Activation of C/EBPδ induces proteolysis in the UPS in cancer cachexia. A, C2C12 myotubes were treated with conditioned medium from C26 cells with or without C188-9 for 72 h. A representative Western blot shows a decrease in myosin heavy chain protein that was blocked by C188-9. B, C2C12 myotubes were incubated in conditioned medium from C26 cells for 24 h with or without C188-9. Levels of mRNAs of MAFbx/Atrogin-1 and MuRF-1 are shown. C and D, CD2F1 mice bearing C26 tumors were treated with C188-9 for 2 weeks. mRNAs of MAFbx/Atrogin-1 and MuRF-1 and representative Western blots of MAFbx/Atrogin-1 in gastrocnemius muscle are shown. CTRL, control. E, LLC tumors were injected into mice with muscle-specific KO of Stat3 or Stat3^flox/flox (F/F). After 18 days, representative Western blots from muscle show an increase in the MAFbx/Atrogin-1 protein corrected for GAPDH (mean ± S.E.). F, LLC cells were injected into C/EBPδ KO mice, and 14 days later, a representative Western blot from muscle shows the MAFbx/Atrogin-1 protein.

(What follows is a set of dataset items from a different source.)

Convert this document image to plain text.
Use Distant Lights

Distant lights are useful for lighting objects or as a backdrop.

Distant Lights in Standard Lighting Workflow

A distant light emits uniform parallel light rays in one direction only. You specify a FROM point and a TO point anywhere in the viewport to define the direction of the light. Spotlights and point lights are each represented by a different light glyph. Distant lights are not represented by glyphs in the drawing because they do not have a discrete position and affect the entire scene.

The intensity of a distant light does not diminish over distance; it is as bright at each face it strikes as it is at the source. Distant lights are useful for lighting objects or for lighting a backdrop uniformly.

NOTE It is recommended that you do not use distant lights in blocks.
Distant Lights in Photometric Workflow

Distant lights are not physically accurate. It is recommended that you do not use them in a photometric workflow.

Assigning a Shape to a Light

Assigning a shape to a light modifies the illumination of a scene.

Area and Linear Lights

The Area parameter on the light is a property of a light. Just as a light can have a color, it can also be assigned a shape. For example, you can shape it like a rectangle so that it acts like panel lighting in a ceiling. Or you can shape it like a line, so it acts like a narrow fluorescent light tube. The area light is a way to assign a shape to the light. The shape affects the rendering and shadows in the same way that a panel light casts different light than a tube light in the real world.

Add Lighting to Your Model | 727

Results corrected for GAPDH are presented as mean ± S.E. G, MAFbx/Atrogin-1 promoter activity was increased in cells that overexpress C/EBPδ. H, MuRF-1 promoter activity was increased in cells that overexpress C/EBPδ. I, proteasomes isolated from muscles of mice with or without tumors were used to measure the proteasome activity using the fluorogenic peptide, LLVY-AMC, as a substrate. Results are mean ± S.E.

FIGURE 7.

Cancer activates Stat3 in muscle to stimulate loss of muscle mass via two signaling pathways. In one pathway, p-Stat3 stimulates caspase-3 transcription and activity. In a second pathway, p-Stat3 stimulates C/EBPδ expression and activity, which increases myostatin and MAFbx/Atrogin-1 and MuRF-1. Both pathways result in protein losses in muscle.